Intensive Poultry Units

What are IPUs?

IPUs (intensive poultry units) are giant scale industrial size steel sheds, typically around 100 metres long by 20 metres wide, with accompanying hard standing, silos and supporting infrastructure, and because of this are usually hard to blend into the countryside.

The environment agency categorises intensive livestock units as industrial installations and this includes IPUs. Due to the giant scale of IPUs the waste they produce is significant and it has a serious impact on the environment.

 

How Fast Can They Grow?

The intensity of the production process increases every year as the industry produces birds that reach “maturity” even more quickly. The broiler industry is predicting that by 2020, chickens will reach “table-weight” just 19 days from hatching. This can only increase the amounts of manure produced.
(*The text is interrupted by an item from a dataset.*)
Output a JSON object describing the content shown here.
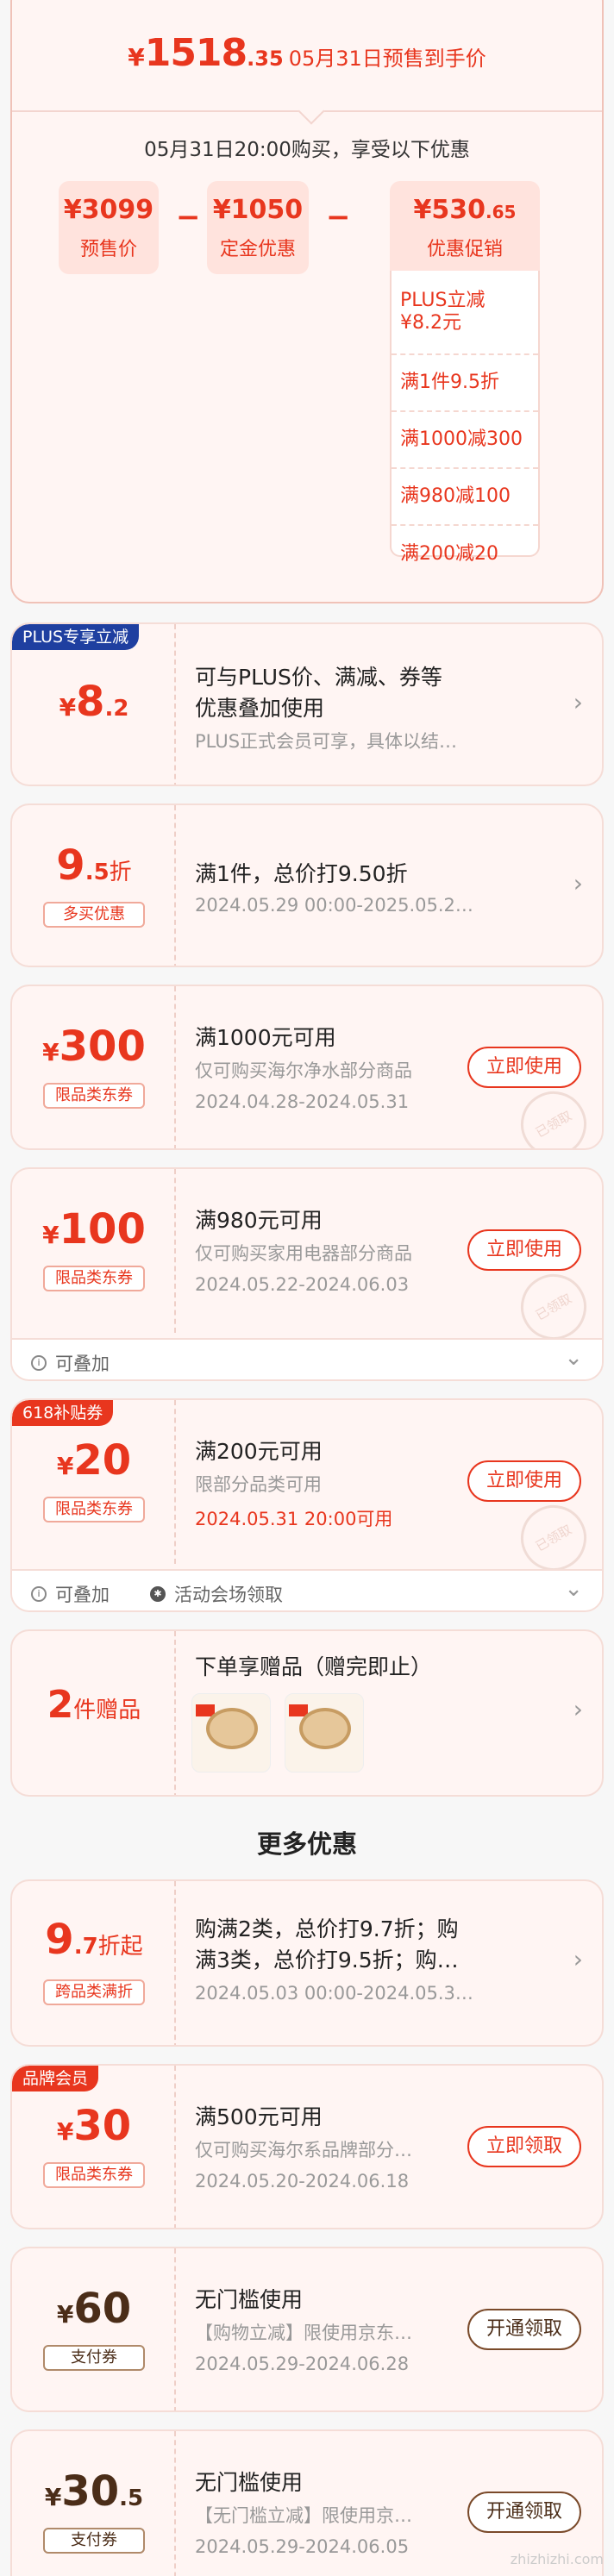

These chickens spend much of their time lying down because their legs are not strong enough to support their heavy body weights and many of them suffer from painful leg disorders. The rapid growth also puts a strain on their hearts and lungs. Fast‐growing broilers spend less time performing natural behaviours such as walking and pecking. Chickens bred to grow quickly often develop leg deformities because their bones don’t grow quickly enough to support the weight of their bodies.

 

Antibiotic Use

The health of chickens in factory farms has traditionally been supported by the preventative use of antibiotics. Although efforts have been made in recent years to reduce levels of use in poultry farming, antibiotics are still given routinely to chickens in highly intensive systems.

There is clear evidence that the over use of antibiotics in factory farms contributes to resistance to antibiotics in human health, which means that if you eat a lot of chickens that have been treated with antibiotics, when you get sick and take antibiotic medication, it will treat you and make you better.

 

Disease

Avian (bird) flu outbreaks are a sadly common story in the UK. There is a clear likelihood that that the industrial‐scale poultry industry has upset the longstanding balance between bird flu viruses and birds (wild or domestic). The overcrowding, poor health and high stress environments inside a chicken factory are the perfect conditions for viruses to mutate.